I do not understand how to calculate addition two cardinals. I know that the formula as follows:
if $\alpha$ and $\beta$ are two cardinals, then
$\alpha + \beta= |\{(a,0):a\in \alpha\}\cup\{(b,1):b\in\beta\}|$.
If $\alpha=\mathbb{R}$ and $\beta=\mathbb{N}$, what's cardinals of $\alpha+\beta$?
On
Hint: Try using Schroder-Bernstein to show that $|\mathbb{R}|+|\mathbb{N}|=|\mathbb{R}|$. To do this, let $X=\{(a,0):a\in\mathbb{R}\}\cup\{(b,1):b\in\mathbb{N}\}$; you want to find injections $\mathbb{R}\to X$ and $X\to\mathbb{R}$. The first one should be fairly easy; the second one will require some cleverness.
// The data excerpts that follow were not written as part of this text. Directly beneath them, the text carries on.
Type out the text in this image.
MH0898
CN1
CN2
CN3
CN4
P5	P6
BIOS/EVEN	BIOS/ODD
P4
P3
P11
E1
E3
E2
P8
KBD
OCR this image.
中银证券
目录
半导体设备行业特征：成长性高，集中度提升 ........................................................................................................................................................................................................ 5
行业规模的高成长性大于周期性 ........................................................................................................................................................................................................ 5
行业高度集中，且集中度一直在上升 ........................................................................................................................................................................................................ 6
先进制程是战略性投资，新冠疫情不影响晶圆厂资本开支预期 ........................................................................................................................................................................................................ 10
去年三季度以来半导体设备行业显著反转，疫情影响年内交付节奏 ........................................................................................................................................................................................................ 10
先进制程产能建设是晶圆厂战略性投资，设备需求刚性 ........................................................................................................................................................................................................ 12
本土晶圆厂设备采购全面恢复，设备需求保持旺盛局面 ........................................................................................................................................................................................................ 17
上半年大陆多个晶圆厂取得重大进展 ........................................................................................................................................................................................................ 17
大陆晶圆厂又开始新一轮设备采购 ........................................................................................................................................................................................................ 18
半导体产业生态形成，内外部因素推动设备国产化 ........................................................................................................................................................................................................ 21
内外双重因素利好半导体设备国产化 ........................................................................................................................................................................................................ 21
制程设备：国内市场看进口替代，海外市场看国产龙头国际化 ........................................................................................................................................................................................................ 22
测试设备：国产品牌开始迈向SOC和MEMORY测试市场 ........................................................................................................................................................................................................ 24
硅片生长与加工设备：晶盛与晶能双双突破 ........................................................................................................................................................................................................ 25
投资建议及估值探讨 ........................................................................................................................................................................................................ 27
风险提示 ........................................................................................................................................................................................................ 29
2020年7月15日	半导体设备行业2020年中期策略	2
What is the cardinality of $\Bbb R\times\{0\}\cup\Bbb N\times\{1\}$? You can notice that this is a subset of $\Bbb R\times\{0,1\}$, whose cardinality is $|\Bbb R|+|\Bbb R|$.
This gives you an upper bound, and if you can calculate it, it will also give you a lower bound for the cardinality of $|\Bbb R|+|\Bbb N|$.
As a final remark, you might want to distinguish between a set and its cardinal.